Director Amy Berg at the premiere of West of Memphis. Photo by Stephen Speckman.
Claiborne Smith
If you think the American justice system is chugging along just fine, West of Memphis will sober you up from that crazy trip in about two minutes flat. Amy Berg’s encyclopedic account of the bungled case of the West Memphis Three is actually two and a half hours long, but because the case first went to trial in 1994 in West Memphis, Arkansas, and its legal twists haven’t slowed during the subsequent 18 years, Berg has quite a bit of ground to cover.
In 1993, three poor West Memphis teenagers were accused of brutally fracturing the skulls of three boys and sexually mutilating them to satisfy the demands of a satanic cult led by one of the three teens, Damien Echols. Poor and discounted as weird misfits, the teens didn’t have a fighting chance against a prosecutor who, the film alleges, knew the supposed murder weapon couldn’t possibly have been the knife that murdered the boys.
Now released from prison, but made to plead guilty, the West Memphis Three are adjusting to life outside prison. Squarely in the tradition of investigative, gut-punching documentary, West of Memphis is humane, engrossing, and a “call to action” against future legal injustices, as Amy Berg said after the film’s world premiere at the MARC. Producers Peter Jackson, Fran Walsh, and Lorri Davis (the wife of Damien Echols, who was also at the premiere), and three defense lawyers joined Berg onstage to answer the audience’s questions.
How did you get involved in this story?
Berg: I got a phone call from Peter Jackson and Fran Walsh—they had been funding the investigation for four years and it was 2008 when they turned all of this amazing evidence over to the state and were denied, and decided that documentary was the only way to continue the investigation.
Peter Jackson: Fran and I saw the original Paradise Lost [the documentary about the case made by Joe Berlinger and Bruce Sinofsky] in 2004 or 2005 and it was a film that made us very angry, very sad, made us feel that there wasn’t justice being served to a lot of people involved in this case, so we called Lorri and asked her if there was anything we could do.
Lorri Davis: First of all, I just want to thank everyone for being here tonight. It’s a little emotional. I want to thank all of these people up here who helped me.

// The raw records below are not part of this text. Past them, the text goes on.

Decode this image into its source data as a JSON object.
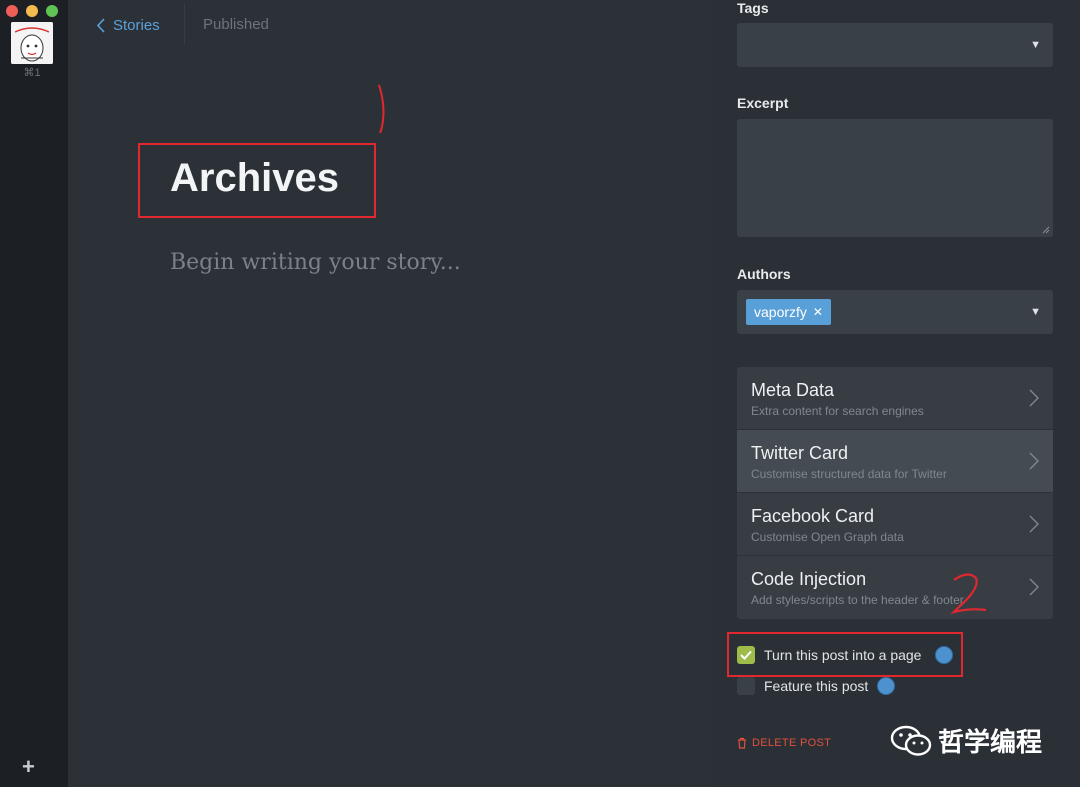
{
  "sidebar": {
    "shortcut": "⌘1",
    "add_icon": "plus-icon"
  },
  "header": {
    "back_label": "Stories",
    "status": "Published"
  },
  "editor": {
    "title": "Archives",
    "body_placeholder": "Begin writing your story..."
  },
  "settings": {
    "tags": {
      "label": "Tags",
      "value": ""
    },
    "excerpt": {
      "label": "Excerpt",
      "value": ""
    },
    "authors": {
      "label": "Authors",
      "selected": [
        "vaporzfy"
      ]
    },
    "menu": [
      {
        "title": "Meta Data",
        "subtitle": "Extra content for search engines",
        "active": false
      },
      {
        "title": "Twitter Card",
        "subtitle": "Customise structured data for Twitter",
        "active": true
      },
      {
        "title": "Facebook Card",
        "subtitle": "Customise Open Graph data",
        "active": false
      },
      {
        "title": "Code Injection",
        "subtitle": "Add styles/scripts to the header & footer",
        "active": false
      }
    ],
    "checkboxes": [
      {
        "label": "Turn this post into a page",
        "checked": true
      },
      {
        "label": "Feature this post",
        "checked": false
      }
    ],
    "delete_label": "DELETE POST"
  },
  "watermark": {
    "text": "哲学编程"
  },
  "colors": {
    "accent": "#5aa0d8",
    "check": "#9fbb4a",
    "danger": "#e0503f",
    "annotation": "#e0282e"
  }
}
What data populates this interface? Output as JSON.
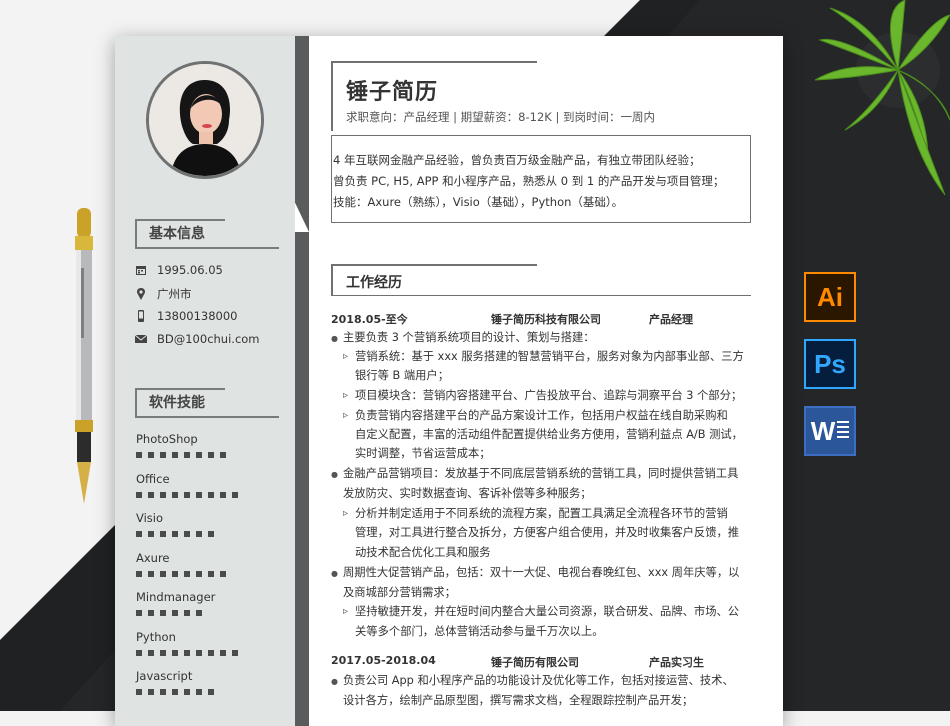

Damien Echols: I’d like to pretty much repeat what Lorri said. We’ve watched this film several times by ourselves, but this is the first time we’ve watched it with an audience and it’s really overwhelming. So I just want to say thanks to everyone here tonight and thanks to everyone who supported us through almost 20 years of hell.
For the lawyers, what kept you from giving up when it felt like the attempt to prove them innocent would never happen?
Dennis Reardon: We came into the case only for the last 7 years, not nearly as long as Lorri and Damien. It was often very, very difficult—you’re dealing with people who are in pain and suffering through all of this, and I suppose the principal engine was that as difficult as it was, we knew there was this extraordinary man and his extraordinary wife who were facing far more than we were. It was an honor to work on their behalf.
How can we prevent future injustices like this from happening?
Jackson: Obviously you hope the film is going to have lessons for the justice system. It shows how fragile it is, it shows that it doesn’t need much to derail it. Is it that the system is wrong, or is it that at times we get the wrong people within the system who are supposed to be doing a good job?